Cuando la decisión se toma tarde, el costo se multiplica
En muchas plantas, los tanques en PRFV siguen trabajando aun cuando ya muestran señales de desgaste. El problema no es solo técnico: también es económico. Una reparación bien definida puede ser una inversión inteligente. Pero una reparación mal elegida, o aplicada fuera de tiempo, puede convertirse en gasto duplicado.
En Hurner Argentina, para ordenar esta decisión, aplicamos el Método VIDA: Variables de proceso, Integridad estructural, Daño visible y Accesibilidad para intervenir. Este enfoque permite pasar de la intuición a una evaluación más racional.
¿Cuándo conviene reparar un tanque en PRFV?
En general, una reparación tiene sentido cuando el daño es localizado, identificable y técnicamente controlable.
Señales de que todavía hay margen para recuperar
– Fisuras o daños superficiales en zonas puntuales.
– Desgaste localizado por abrasión o ataque químico.
– Problemas en accesorios, boquillas o conexiones.
– Sectores con envejecimiento por intemperie, pero sin pérdida estructural general.
– Pérdidas pequeñas cuya causa puede aislarse con claridad.
Cuando el cuerpo principal del tanque conserva estabilidad, geometría y comportamiento mecánico razonable, reparar puede ser la alternativa más eficiente.
¿Cuándo conviene reemplazar?
Hay casos en los que insistir con reparaciones ya no reduce riesgo: solo lo patea.
Indicadores de reemplazo
– Delaminación extendida o repetitiva.
– Deformaciones visibles en paredes, fondo o tapas.
– Fallas recurrentes en distintos sectores del equipo.
– Cambio de proceso: nueva química, más temperatura o mayores exigencias operativas.
– Historial de reparaciones acumuladas sin una causa raíz resuelta.
– Dificultad para intervenir sin comprometer seguridad, calidad o continuidad.
Si el tanque ya no responde al servicio para el que fue pensado, el reemplazo deja de ser un gasto “extra” y pasa a ser una decisión de continuidad operativa.
Las 5 preguntas que conviene responder antes de decidir
1. ¿El daño es puntual o sistémico?
Una cosa es reparar una zona. Otra muy distinta es intentar “parchar” un deterioro distribuido.
2. ¿El proceso cambió?
Un tanque que antes trabajaba bien puede quedar subespecificado si cambian concentración, temperatura, ciclos o exigencias de limpieza.
3. ¿El costo oculto de parar supera la inversión?
Muchas decisiones se toman mirando solo el valor del equipo. Pero la variable crítica suele ser la parada no planificada.
4. ¿La reparación devuelve confiabilidad o solo compra tiempo?
Esta pregunta separa una solución real de una salida transitoria.
5. ¿Hay posibilidad de inspeccionar y documentar bien antes de intervenir?
Sin diagnóstico, cualquier reparación corre el riesgo de atacar el síntoma y no el problema.
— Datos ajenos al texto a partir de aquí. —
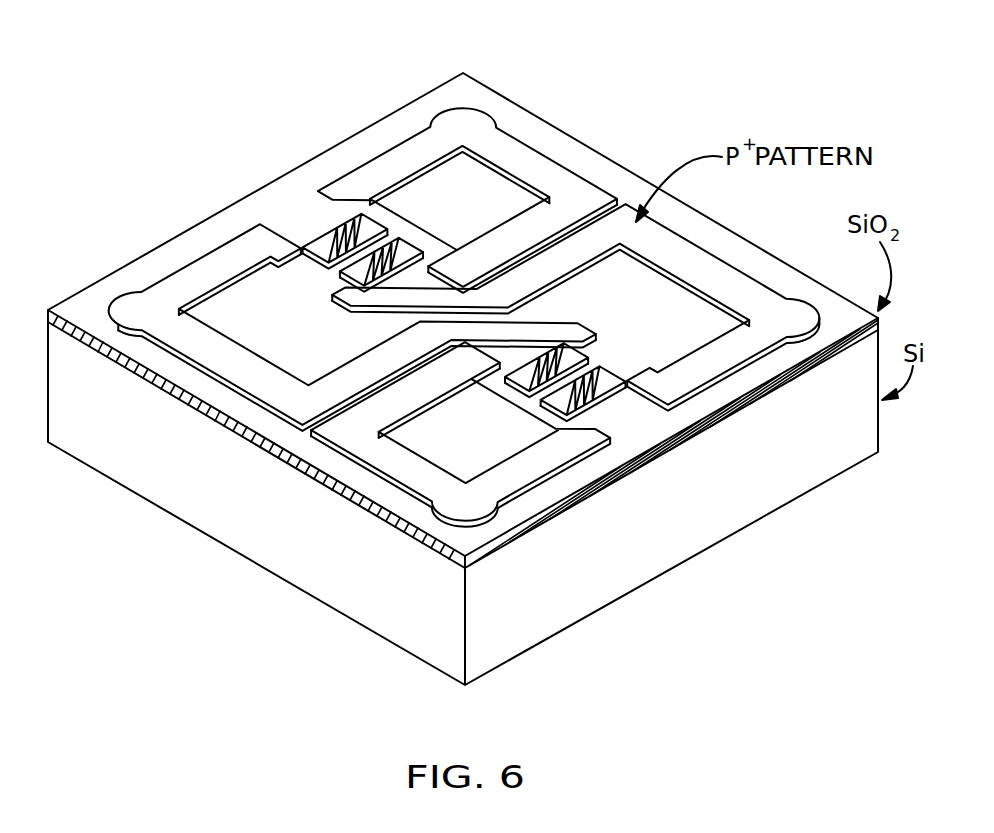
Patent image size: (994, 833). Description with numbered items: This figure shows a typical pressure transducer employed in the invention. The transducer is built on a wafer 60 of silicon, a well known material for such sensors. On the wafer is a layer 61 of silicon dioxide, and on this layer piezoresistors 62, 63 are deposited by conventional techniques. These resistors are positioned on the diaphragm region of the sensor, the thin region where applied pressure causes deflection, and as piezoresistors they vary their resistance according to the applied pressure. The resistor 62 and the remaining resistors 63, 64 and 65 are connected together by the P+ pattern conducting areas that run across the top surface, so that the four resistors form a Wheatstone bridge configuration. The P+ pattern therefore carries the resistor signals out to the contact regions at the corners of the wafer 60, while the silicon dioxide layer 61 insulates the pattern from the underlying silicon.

The wafer 60 is at (778, 462).
The layer of silicon dioxide 61 is at (565, 512).
The piezoresistor 62 is at (615, 395).
The piezoresistor 63 is at (570, 345).
The resistor 64 is at (392, 250).
The resistor 65 is at (320, 234).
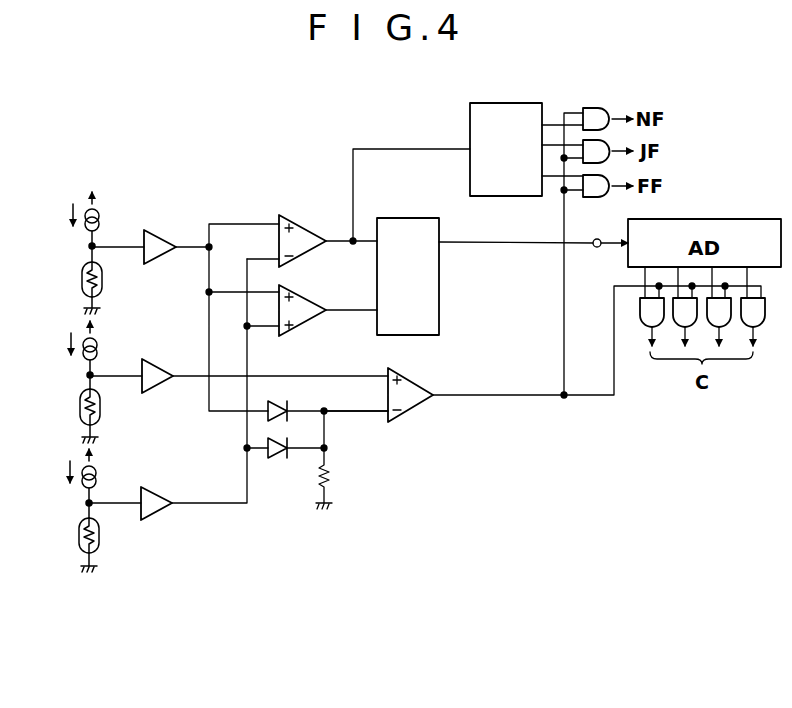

Reparar no siempre es “gastar menos”
Uno de los errores más frecuentes es pensar que reparar siempre será más barato. En realidad, lo más barato es lo que devuelve confiabilidad con menor costo total de operación, parada y retrabajo.
Por eso, una buena decisión no compara solo “arreglo vs. tanque nuevo”. Compara riesgo, plazo, disponibilidad, impacto productivo y vida útil esperada después de la intervención.
Conclusión
Reparar un tanque en PRFV puede ser una excelente decisión cuando el daño está acotado y el servicio sigue siendo compatible. Reemplazarlo conviene cuando la integridad ya está comprometida o el proceso cambió más rápido que el equipo.
La pregunta de fondo no es “¿todavía aguanta?”, sino esta: ¿está en condiciones de seguir operando con confiabilidad real?